Die zwischen Armenien und Aserbaidschan vereinbarte Waffenruhe im Konflikt um Berg-Karabach ist bis Sonntagmorgen nicht vollständig in die Tat umgesetzt worden. Beide Seiten warfen einander auch am frühen Morgen Verstöße gegen die Abmachung und weitere Angriffe vor. Russland bemühte sich unterdessen, die Konfliktparteien an die mit Moskauer Hilfe ausgehandelte Feuerpause zu erinnern.
Am frühen Sonntagmorgen meldeten aserbaidschanische Medien Artillerieangriffe der armenischen Seite auf die Stadt Ganja im Westen des Landes. Unter Berufung auf das Verteidigungsministerium in Baku berichtete die Agentur Azertag, die Stadt sei in der Nacht beschossen worden. Nach einem Bericht der "Bakupost" wurden beim Einschlag eines Projektils in ein Wohnhaus drei Menschen getötet und 40 weitere verletzt.
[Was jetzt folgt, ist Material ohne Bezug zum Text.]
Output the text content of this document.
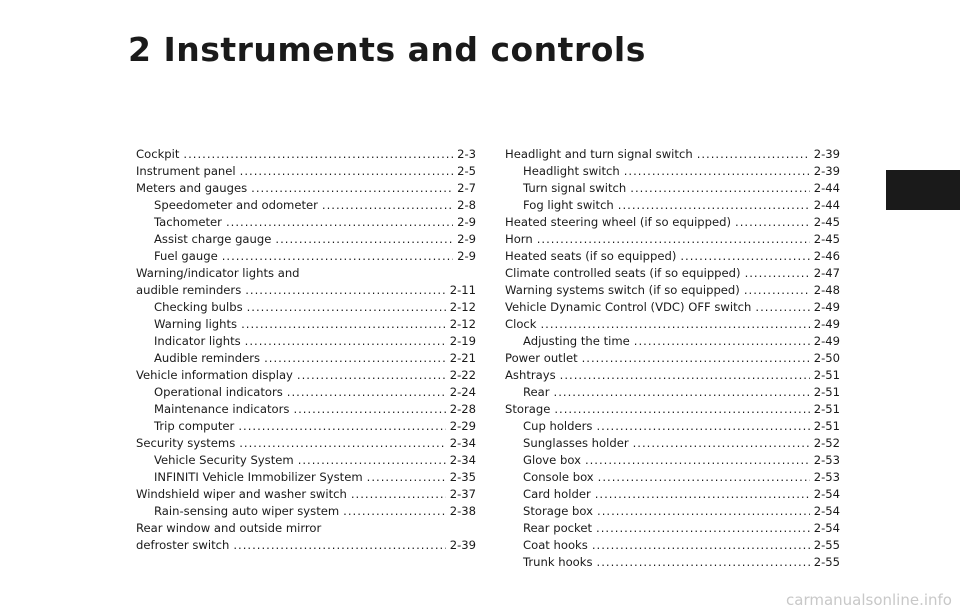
2 Instruments and controls
Cockpit .....	2-3
Instrument panel .....	2-5
Meters and gauges .....	2-7
Speedometer and odometer .....	2-8
Tachometer .....	2-9
Assist charge gauge .....	2-9
Fuel gauge .....	2-9
Warning/indicator lights and
audible reminders .....	2-11
Checking bulbs .....	2-12
Warning lights .....	2-12
Indicator lights .....	2-19
Audible reminders .....	2-21
Vehicle information display .....	2-22
Operational indicators .....	2-24
Maintenance indicators .....	2-28
Trip computer .....	2-29
Security systems .....	2-34
Vehicle Security System .....	2-34
INFINITI Vehicle Immobilizer System .....	2-35
Windshield wiper and washer switch .....	2-37
Rain-sensing auto wiper system .....	2-38
Rear window and outside mirror
defroster switch .....	2-39
Headlight and turn signal switch .....	2-39
Headlight switch .....	2-39
Turn signal switch .....	2-44
Fog light switch .....	2-44
Heated steering wheel (if so equipped) .....	2-45
Horn .....	2-45
Heated seats (if so equipped) .....	2-46
Climate controlled seats (if so equipped) .....	2-47
Warning systems switch (if so equipped) .....	2-48
Vehicle Dynamic Control (VDC) OFF switch .....	2-49
Clock .....	2-49
Adjusting the time .....	2-49
Power outlet .....	2-50
Ashtrays .....	2-51
Rear .....	2-51
Storage .....	2-51
Cup holders .....	2-51
Sunglasses holder .....	2-52
Glove box .....	2-53
Console box .....	2-53
Card holder .....	2-54
Storage box .....	2-54
Rear pocket .....	2-54
Coat hooks .....	2-55
Trunk hooks .....	2-55
carmanualsonline.info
Auch Armenien sprach von fortgesetzten Angriffen des aserbaidschanischen Militärs auch nach Samstagmittag, als die Waffenruhe in Kraft treten sollte. Außenminister Sohrab Mnazakanjan forderte die Gegenseite auf, die Waffenruhe zu respektieren und in die Tat umzusetzen. Er warf dem aserbaidschanischen Militär fortgesetzte Angriffe gegen Stepanakert, die Hauptstadt der umkämpften Region Berg-Karabach, auch in der Nacht vor. "Das ist abscheuliche Aggression", twitterte er.
Die Angaben der Konfliktparteien konnten von unabhängiger Seite nicht bestätigt werden.
Russland erinnerte unterdessen nach neuen Kämpfen die beiden verfeindeten Nachbarn an die strikte Einhaltung der ausgehandelten Waffenruhe für die Unruheregion Berg-Karabach. Es sei notwendig, dass an den Vereinbarungen festgehalten werde, teilte das Außenministerium in Moskau am späten Samstagabend mit. Außenminister Sergej Lawrow habe dies bei Telefongesprächen mit seinen Kollegen aus Aserbaidschan und Armenien, Jeyhun Bayramov und Sohrab Mnazakanjan, noch einmal besprochen. Beide hatten zuvor in stundenlangen Verhandlungen in Moskau einer Feuerpause ab Samstag zugestimmt.
Seit dem Ausbruch der Kämpfe zwischen aserbaidschanischen und armenischen Truppen Ende September wurden auf beiden Seiten Hunderte Menschen getötet. Es sind die heftigsten Kämpfe in dem Jahrzehnte alten Konflikt seit der Einigung auf einen Waffenstillstand 1994.